The game is divided up into four chapters. Although the first is the main quest, a player has the option of starting on any chapter they choose. The third chapter leads into the next game, while the other two are fun side quests that add to the overall story of the game. The fourth chapter is inspired by Minecraft and has unique features not found in the other three chapters. As the name implies, this is the first game in a series and the sequel is already in the works.
The story begins with a mag named Ogden. Thirty years ago he rescued Princess Becca from a dragon, and in doing so lost all his hair. Today he is her personal bodyguard, but does little more than rescue cats from trees. On the day that Becca, now a Queen, prepares to crown her son on his twenty-fifth birthday, a group of monsters show up to halt proceedings. Prince Marlon is abducted by a Dark Knight who flees through a portal, closely followed by Ogden. Appearing in the middle of nowhere with no trace of the Prince or the Dark Knight to be found, Ogden begins his quest to rescue the Prince.
The gameplay is what could be expected of an old-school RPG. Towns, dungeons and the overworld are all viewed from a top down perspective. Exploration outside of town leads to random encounters with enemies. The encounter rate is quite high, and healing is required after each fight but the game feels challenging rather than frustrating. Thankfully Ogden comes with plenty of healing magic to cure his wounds. There are no maps to guide players through dungeons, though each is short enough that this does not cause problems. The only real downside is a lack of a dash button to move quicker. Equipping new items is quite simple, with each piece showing the difference in attack and defense. When purchasing new items, the option is given to automatically equip the item.

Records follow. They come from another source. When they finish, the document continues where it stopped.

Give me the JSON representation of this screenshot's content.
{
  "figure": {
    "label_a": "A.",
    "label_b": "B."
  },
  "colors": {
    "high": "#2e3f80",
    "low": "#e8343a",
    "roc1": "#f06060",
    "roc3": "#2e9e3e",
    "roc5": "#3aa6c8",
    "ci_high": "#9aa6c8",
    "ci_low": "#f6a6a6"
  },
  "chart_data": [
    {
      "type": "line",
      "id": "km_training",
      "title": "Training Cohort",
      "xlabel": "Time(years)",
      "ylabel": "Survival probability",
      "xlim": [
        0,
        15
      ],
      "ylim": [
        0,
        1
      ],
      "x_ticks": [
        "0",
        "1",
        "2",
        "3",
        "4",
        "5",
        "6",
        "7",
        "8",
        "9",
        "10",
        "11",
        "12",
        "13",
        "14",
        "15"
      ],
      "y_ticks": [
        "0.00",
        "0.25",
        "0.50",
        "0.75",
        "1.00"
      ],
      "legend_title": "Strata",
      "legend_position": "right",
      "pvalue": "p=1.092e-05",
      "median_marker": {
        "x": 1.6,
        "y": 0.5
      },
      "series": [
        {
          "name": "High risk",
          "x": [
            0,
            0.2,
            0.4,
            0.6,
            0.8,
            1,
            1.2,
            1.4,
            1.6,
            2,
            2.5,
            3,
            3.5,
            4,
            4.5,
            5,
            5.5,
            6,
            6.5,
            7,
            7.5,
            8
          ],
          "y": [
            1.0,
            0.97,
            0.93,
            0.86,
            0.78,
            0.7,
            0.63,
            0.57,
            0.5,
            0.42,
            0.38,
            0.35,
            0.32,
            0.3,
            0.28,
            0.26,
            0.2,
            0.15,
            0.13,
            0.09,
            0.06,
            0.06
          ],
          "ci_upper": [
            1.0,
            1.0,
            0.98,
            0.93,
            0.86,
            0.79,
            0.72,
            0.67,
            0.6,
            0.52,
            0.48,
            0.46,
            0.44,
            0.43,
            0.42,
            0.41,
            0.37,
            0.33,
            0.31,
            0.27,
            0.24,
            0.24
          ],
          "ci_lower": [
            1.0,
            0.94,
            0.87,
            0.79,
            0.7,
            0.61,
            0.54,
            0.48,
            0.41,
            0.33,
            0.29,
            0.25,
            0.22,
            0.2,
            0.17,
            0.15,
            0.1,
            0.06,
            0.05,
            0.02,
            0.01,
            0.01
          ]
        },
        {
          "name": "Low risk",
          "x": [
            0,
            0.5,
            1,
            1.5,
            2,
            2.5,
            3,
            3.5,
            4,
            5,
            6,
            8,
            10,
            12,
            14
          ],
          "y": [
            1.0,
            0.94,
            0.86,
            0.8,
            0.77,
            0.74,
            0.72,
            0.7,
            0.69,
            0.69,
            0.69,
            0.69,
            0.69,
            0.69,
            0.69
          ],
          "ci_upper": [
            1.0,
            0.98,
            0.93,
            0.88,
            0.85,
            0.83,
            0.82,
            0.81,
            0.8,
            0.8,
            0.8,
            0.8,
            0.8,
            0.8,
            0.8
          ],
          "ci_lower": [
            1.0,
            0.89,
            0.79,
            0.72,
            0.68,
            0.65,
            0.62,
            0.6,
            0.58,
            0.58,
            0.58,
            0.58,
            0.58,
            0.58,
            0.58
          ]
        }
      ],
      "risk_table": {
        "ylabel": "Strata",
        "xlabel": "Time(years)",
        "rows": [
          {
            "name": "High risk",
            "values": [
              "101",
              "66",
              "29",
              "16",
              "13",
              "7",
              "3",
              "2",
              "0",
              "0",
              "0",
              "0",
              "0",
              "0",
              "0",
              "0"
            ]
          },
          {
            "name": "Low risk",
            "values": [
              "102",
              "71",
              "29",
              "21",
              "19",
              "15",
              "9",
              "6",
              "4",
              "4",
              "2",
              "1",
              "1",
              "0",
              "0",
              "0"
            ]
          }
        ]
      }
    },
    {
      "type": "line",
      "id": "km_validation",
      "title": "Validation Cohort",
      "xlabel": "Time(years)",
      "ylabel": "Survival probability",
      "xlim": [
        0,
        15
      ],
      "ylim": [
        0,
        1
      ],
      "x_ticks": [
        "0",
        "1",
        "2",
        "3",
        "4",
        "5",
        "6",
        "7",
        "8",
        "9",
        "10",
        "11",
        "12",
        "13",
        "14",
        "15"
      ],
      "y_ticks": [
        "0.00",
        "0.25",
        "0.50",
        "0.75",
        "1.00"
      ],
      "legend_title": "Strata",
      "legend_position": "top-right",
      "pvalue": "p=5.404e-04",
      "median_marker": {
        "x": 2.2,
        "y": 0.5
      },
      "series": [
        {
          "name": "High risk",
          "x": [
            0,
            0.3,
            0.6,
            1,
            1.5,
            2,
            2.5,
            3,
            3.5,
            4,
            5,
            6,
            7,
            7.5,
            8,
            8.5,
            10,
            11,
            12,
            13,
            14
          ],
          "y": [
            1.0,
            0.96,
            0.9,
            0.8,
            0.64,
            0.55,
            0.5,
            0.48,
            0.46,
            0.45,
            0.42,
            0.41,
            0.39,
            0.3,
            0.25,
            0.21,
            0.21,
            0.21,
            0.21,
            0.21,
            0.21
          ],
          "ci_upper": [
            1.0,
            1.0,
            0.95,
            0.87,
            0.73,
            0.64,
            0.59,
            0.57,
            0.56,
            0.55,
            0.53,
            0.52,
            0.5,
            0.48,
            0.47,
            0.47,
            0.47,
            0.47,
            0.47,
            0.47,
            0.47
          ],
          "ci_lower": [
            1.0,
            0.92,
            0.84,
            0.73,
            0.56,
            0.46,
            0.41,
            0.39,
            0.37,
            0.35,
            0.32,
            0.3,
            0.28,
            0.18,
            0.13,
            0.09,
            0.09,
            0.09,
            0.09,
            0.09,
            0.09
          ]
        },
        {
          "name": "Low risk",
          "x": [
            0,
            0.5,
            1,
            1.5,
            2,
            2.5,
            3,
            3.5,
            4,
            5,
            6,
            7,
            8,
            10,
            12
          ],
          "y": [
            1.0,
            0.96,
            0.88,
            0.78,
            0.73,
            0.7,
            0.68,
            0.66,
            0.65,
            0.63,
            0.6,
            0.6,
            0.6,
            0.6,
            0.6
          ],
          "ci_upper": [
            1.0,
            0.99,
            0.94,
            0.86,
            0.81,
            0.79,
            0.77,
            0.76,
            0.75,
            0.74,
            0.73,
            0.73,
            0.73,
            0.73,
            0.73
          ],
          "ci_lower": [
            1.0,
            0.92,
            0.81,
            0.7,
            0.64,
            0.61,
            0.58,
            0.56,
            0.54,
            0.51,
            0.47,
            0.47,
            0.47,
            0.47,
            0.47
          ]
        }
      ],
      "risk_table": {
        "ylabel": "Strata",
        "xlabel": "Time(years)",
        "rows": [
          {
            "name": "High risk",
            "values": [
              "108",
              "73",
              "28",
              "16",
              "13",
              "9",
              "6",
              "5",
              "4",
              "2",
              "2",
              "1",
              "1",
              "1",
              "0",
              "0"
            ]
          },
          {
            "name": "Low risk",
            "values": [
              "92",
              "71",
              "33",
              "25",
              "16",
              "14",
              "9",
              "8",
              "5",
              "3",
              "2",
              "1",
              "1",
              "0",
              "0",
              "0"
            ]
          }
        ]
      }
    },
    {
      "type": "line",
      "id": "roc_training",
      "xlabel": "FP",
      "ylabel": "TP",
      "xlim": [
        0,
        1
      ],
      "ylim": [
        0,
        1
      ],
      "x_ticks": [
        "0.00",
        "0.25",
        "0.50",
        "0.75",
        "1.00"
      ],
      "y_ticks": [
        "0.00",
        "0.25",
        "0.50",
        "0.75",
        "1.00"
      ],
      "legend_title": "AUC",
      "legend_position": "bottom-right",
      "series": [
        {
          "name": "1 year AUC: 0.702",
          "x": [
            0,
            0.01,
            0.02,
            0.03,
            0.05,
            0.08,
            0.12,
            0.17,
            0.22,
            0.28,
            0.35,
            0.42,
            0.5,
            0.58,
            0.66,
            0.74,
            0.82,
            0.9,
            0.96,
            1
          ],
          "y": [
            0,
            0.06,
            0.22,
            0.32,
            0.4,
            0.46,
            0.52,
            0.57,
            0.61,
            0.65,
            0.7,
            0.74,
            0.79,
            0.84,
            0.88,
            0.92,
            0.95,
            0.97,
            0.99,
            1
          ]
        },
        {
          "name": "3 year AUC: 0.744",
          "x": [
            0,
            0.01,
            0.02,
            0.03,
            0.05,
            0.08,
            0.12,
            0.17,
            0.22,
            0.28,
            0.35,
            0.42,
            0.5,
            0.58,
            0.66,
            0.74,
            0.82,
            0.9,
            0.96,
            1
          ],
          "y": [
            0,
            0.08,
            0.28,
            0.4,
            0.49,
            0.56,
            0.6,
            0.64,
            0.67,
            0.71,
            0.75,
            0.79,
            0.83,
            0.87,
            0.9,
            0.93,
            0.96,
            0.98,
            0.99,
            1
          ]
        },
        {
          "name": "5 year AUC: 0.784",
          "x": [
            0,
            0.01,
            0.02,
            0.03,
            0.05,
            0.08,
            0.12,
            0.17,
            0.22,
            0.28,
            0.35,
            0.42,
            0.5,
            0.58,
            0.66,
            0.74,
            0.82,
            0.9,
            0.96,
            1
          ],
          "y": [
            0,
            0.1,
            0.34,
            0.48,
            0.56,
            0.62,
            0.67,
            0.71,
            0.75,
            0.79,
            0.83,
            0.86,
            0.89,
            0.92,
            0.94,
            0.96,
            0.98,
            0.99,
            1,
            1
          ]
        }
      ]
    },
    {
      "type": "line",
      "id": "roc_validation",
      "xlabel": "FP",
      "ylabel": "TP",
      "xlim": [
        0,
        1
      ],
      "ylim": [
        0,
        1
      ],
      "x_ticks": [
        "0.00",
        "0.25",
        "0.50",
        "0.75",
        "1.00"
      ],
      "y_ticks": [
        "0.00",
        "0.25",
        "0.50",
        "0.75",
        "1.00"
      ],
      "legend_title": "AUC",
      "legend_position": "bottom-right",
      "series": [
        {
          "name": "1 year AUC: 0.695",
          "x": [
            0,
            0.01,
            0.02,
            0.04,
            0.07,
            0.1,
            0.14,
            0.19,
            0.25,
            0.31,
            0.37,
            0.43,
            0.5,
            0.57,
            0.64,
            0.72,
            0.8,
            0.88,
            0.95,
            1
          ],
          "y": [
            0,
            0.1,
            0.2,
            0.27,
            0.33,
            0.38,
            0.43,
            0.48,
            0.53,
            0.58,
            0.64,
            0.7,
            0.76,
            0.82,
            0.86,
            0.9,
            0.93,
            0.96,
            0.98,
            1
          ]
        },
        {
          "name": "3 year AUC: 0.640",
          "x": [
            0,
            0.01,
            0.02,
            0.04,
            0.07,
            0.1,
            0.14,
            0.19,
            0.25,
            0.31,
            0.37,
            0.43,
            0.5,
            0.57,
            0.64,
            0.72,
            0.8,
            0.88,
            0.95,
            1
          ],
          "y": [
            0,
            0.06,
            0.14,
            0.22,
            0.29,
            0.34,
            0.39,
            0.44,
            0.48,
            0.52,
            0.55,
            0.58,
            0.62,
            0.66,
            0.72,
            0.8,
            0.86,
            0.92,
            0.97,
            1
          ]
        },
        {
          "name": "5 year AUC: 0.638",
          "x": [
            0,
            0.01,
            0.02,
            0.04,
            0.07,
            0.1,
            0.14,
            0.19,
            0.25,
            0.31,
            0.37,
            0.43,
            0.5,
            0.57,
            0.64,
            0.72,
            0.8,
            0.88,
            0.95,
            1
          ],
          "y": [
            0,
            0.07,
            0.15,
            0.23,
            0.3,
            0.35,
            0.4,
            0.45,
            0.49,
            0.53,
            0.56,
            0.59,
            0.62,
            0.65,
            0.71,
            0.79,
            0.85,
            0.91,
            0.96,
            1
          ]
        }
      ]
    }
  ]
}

This is refreshing for an old-school game.
The enemy design in the game really shines through. While there are the usual palette swaps found later on, each enemy has unique combat text that will set the aside from similar sprites. This is a game that features an Obligatory Ork who is obliged to attack Ogden. Only by defeating the enemy can his compulsion be ended. Commands in battle are what would be expected of any RPG and little strategy is involved. The games does require some grinding at points which can get a little repetitive at times. Thankfully the game was patched not long after launch to increase the hit rate of attacks, as before a few rounds could go by without a player or an enemy being able to land a blow.
As Dragon Fantasy is an enhanced version of an iOS title, it also comes with enhanced graphics and sound. The iOS version was limited to 8-bit only, whereas the PlayStation 3/Vita copy also has a 16-bit mode. While both the 8-bit and 16-bit tunes fit the title well, the bleeps and bloops that accompany them can get irritating after a while. The graphical style can be switched any time the game menu can be accessed, though unless a player has greater connection with the NES era, it would be better just to leave the 16-bit mode on.
Dragon Fantasy is a game that will appeal to old-school gamers, though it may have some trouble capturing the imagination of a younger generation who might not get the majority of the references found throughout the game. The game has a cross save option, so Vita owners will be pleased that they can play the game on the go without buying it a second time. The game takes roughly twenty hours to complete, but anybody used to playing classic RPGs will be able complete it sooner.